Notably missing from the middle of this list: while (init; z) and while (init; auto z=w).

The reason while (init; cond) is missing is that there are two reasonable interpretations of what it might mean. The Committee could pick one behavior to be “correct”; but if they did that, programmers would inevitably write the construct expecting the other behavior, and then they’d have bugs.

## Option 1: Evaluate the init only once

Kirit Sælensminde offered the following use-case:

auto cursor = getCursor();
while (auto item = cursor.next()) {
use(item);
}


If this is your use-case, then it might seem unfortunate that you can’t combine the declaration of cursor into the while-loop; it has to “leak” into the outer scope. You might want to write

while (auto c = getCursor(); auto item = c.next()) {
use(item);
}


It turns out that you can actually write this loop in a way that’s just as short, and arguably clearer (since it uses only C++98 features): just use a for loop instead!

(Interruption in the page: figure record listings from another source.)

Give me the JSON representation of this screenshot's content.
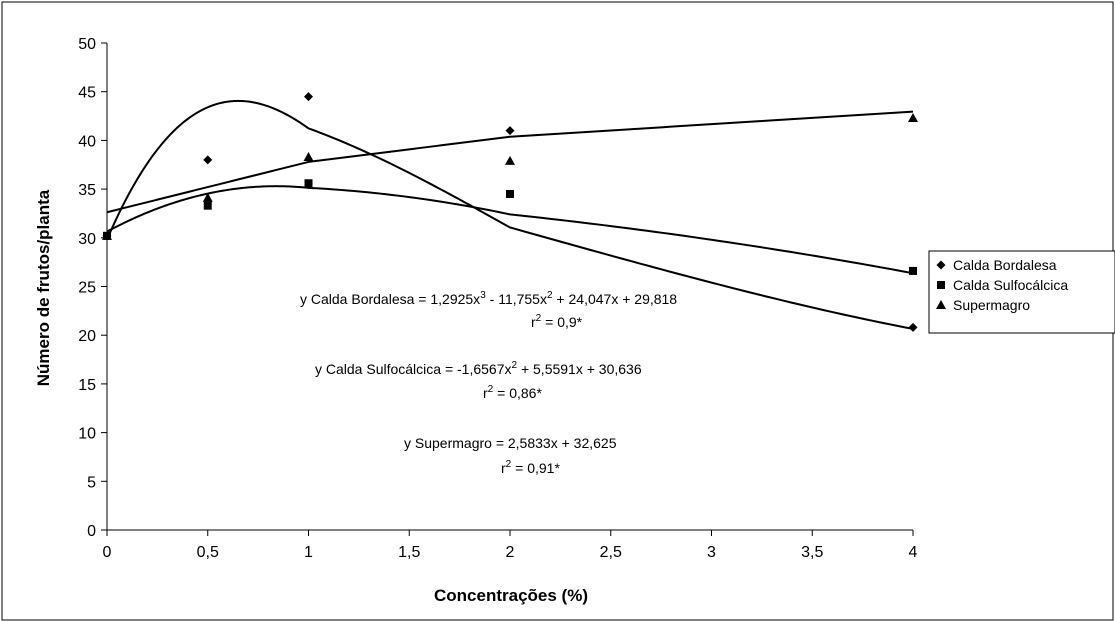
{
  "chart_data": {
    "type": "scatter",
    "xlabel": "Concentrações (%)",
    "ylabel": "Número de frutos/planta",
    "x_categories": [
      "0",
      "0,5",
      "1",
      "1,5",
      "2",
      "2,5",
      "3",
      "3,5",
      "4"
    ],
    "x_positions": [
      0,
      0.5,
      1,
      2,
      4
    ],
    "ylim": [
      0,
      50
    ],
    "y_ticks": [
      "0",
      "5",
      "10",
      "15",
      "20",
      "25",
      "30",
      "35",
      "40",
      "45",
      "50"
    ],
    "grid": false,
    "legend_position": "right",
    "series": [
      {
        "name": "Calda Bordalesa",
        "marker": "diamond",
        "x": [
          0,
          0.5,
          1,
          2,
          4
        ],
        "values": [
          30.2,
          38.0,
          44.5,
          41.0,
          20.8
        ],
        "trendline": {
          "type": "poly3",
          "coefficients": [
            29.818,
            24.047,
            -11.755,
            1.2925
          ]
        }
      },
      {
        "name": "Calda Sulfocálcica",
        "marker": "square",
        "x": [
          0,
          0.5,
          1,
          2,
          4
        ],
        "values": [
          30.2,
          33.3,
          35.6,
          34.5,
          26.6
        ],
        "trendline": {
          "type": "poly2",
          "coefficients": [
            30.636,
            5.5591,
            -1.6567
          ]
        }
      },
      {
        "name": "Supermagro",
        "marker": "triangle",
        "x": [
          0,
          0.5,
          1,
          2,
          4
        ],
        "values": [
          30.2,
          34.1,
          38.3,
          37.9,
          42.3
        ],
        "trendline": {
          "type": "linear",
          "coefficients": [
            32.625,
            2.5833
          ]
        }
      }
    ],
    "annotations": {
      "bordalesa": {
        "eq_prefix": "y Calda Bordalesa = 1,2925x",
        "eq_exp1": "3",
        "eq_mid": " - 11,755x",
        "eq_exp2": "2",
        "eq_suffix": " + 24,047x + 29,818",
        "r_prefix": "r",
        "r_exp": "2",
        "r_value": " = 0,9*"
      },
      "sulfocalcica": {
        "eq_prefix": "y Calda Sulfocálcica = -1,6567x",
        "eq_exp": "2",
        "eq_suffix": " + 5,5591x + 30,636",
        "r_prefix": "r",
        "r_exp": "2",
        "r_value": " = 0,86*"
      },
      "supermagro": {
        "eq": "y Supermagro = 2,5833x + 32,625",
        "r_prefix": "r",
        "r_exp": "2",
        "r_value": " = 0,91*"
      }
    }
  }
}
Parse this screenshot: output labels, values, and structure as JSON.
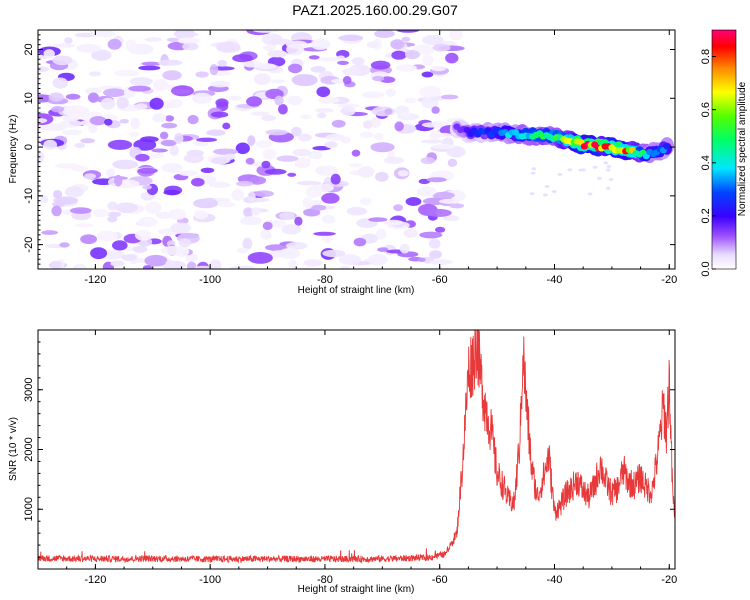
{
  "title": "PAZ1.2025.160.00.29.G07",
  "chart_data": [
    {
      "type": "heatmap",
      "xlabel": "Height of straight line (km)",
      "ylabel": "Frequency (Hz)",
      "xlim": [
        -130,
        -19
      ],
      "ylim": [
        -25,
        24
      ],
      "x_ticks": [
        "-120",
        "-100",
        "-80",
        "-60",
        "-40",
        "-20"
      ],
      "y_ticks": [
        "20",
        "10",
        "0",
        "-10",
        "-20"
      ],
      "colorbar": {
        "label": "Normalized spectral amplitude",
        "range": [
          0.0,
          0.9
        ],
        "ticks": [
          "0.0",
          "0.2",
          "0.4",
          "0.6",
          "0.8"
        ]
      },
      "noise_region_x": [
        -130,
        -57
      ],
      "noise_amplitude_range": [
        0.02,
        0.16
      ],
      "signal_ridge": [
        {
          "x": -57,
          "freq": 4.0,
          "amp": 0.18
        },
        {
          "x": -55,
          "freq": 3.0,
          "amp": 0.22
        },
        {
          "x": -50,
          "freq": 3.0,
          "amp": 0.32
        },
        {
          "x": -45,
          "freq": 2.5,
          "amp": 0.45
        },
        {
          "x": -42,
          "freq": 2.5,
          "amp": 0.5
        },
        {
          "x": -38,
          "freq": 1.5,
          "amp": 0.6
        },
        {
          "x": -35,
          "freq": 0.5,
          "amp": 0.85
        },
        {
          "x": -31,
          "freq": 0.0,
          "amp": 0.78
        },
        {
          "x": -28,
          "freq": -0.5,
          "amp": 0.82
        },
        {
          "x": -24,
          "freq": -1.5,
          "amp": 0.4
        },
        {
          "x": -20,
          "freq": 0.0,
          "amp": 0.3
        }
      ]
    },
    {
      "type": "line",
      "xlabel": "Height of straight line (km)",
      "ylabel": "SNR (10 * v/v)",
      "xlim": [
        -130,
        -19
      ],
      "ylim": [
        0,
        4000
      ],
      "x_ticks": [
        "-120",
        "-100",
        "-80",
        "-60",
        "-40",
        "-20"
      ],
      "y_ticks": [
        "1000",
        "2000",
        "3000"
      ],
      "color": "#e8393a",
      "series": [
        {
          "x": [
            -130,
            -120,
            -110,
            -100,
            -90,
            -80,
            -70,
            -62,
            -59,
            -57,
            -56,
            -55,
            -54,
            -53.5,
            -53,
            -52,
            -51,
            -50,
            -49,
            -48,
            -47,
            -46,
            -45.5,
            -45,
            -44,
            -43,
            -42,
            -41,
            -40,
            -39,
            -38,
            -37,
            -36,
            -35,
            -34,
            -33,
            -32,
            -31,
            -30,
            -29,
            -28,
            -27,
            -26,
            -25,
            -24,
            -23,
            -22,
            -21,
            -20.5,
            -20,
            -19.5,
            -19
          ],
          "values": [
            180,
            170,
            175,
            165,
            170,
            165,
            170,
            190,
            250,
            600,
            1800,
            3300,
            3550,
            3900,
            3300,
            2700,
            2300,
            1600,
            1400,
            1150,
            1100,
            2200,
            3700,
            2900,
            1700,
            1200,
            1500,
            1900,
            950,
            1050,
            1250,
            1350,
            1500,
            1300,
            1200,
            1400,
            1750,
            1450,
            1250,
            1350,
            1650,
            1450,
            1400,
            1550,
            1350,
            1300,
            1900,
            2750,
            2250,
            3200,
            1500,
            700
          ]
        }
      ]
    }
  ]
}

for (auto c = getCursor(); auto item = c.next(); ) {
use(item);
}


## Option 2: Evaluate the init every time

The other use-case for which you might want a two-part while loop is:

int ch;
while ((ch = getchar()) != EOF) {
use(ch);
}


If this is your use-case, then it might seem unfortunate that you can’t combine the declaration of ch into the while-loop; it has to “leak” into the outer scope. (And go uninitialized, too!) You might want to write

while (int ch = getchar(); ch != EOF) {
use(ch);
}


I’m not aware of any clean way to write this loop that avoids leaking ch into the outer scope. I mean, I don’t consider any of these “clean”:

for (int ch; (ch = getchar()) != EOF; ) {
use(ch);
}

for (int ch = getchar(); ch != EOF; ch = getchar()) {
use(ch);
}

while (true) {
if (int ch = getchar(); ch != EOF) {  // C++17
use(ch);
} else {
break;
}
}


So, given that there’s a clean way to write Option 1 already, and no equally clean way to write Option 2, shouldn’t the Committee simply add Option 2 to the language? No.

We can’t give programmers the ability to write

while (int ch = getchar(); ch != EOF) { ... }


without also giving them the ability to shoot themselves in the foot with

while (auto c = getCursor(); auto item = c.next()) {
// repeatedly fetch the list and process just its first item,
// over and over, forever
}


I’m happy to keep programming without a complicated “two-part while loop,” if it means that other programmers are happily prevented from shooting themselves in the foot.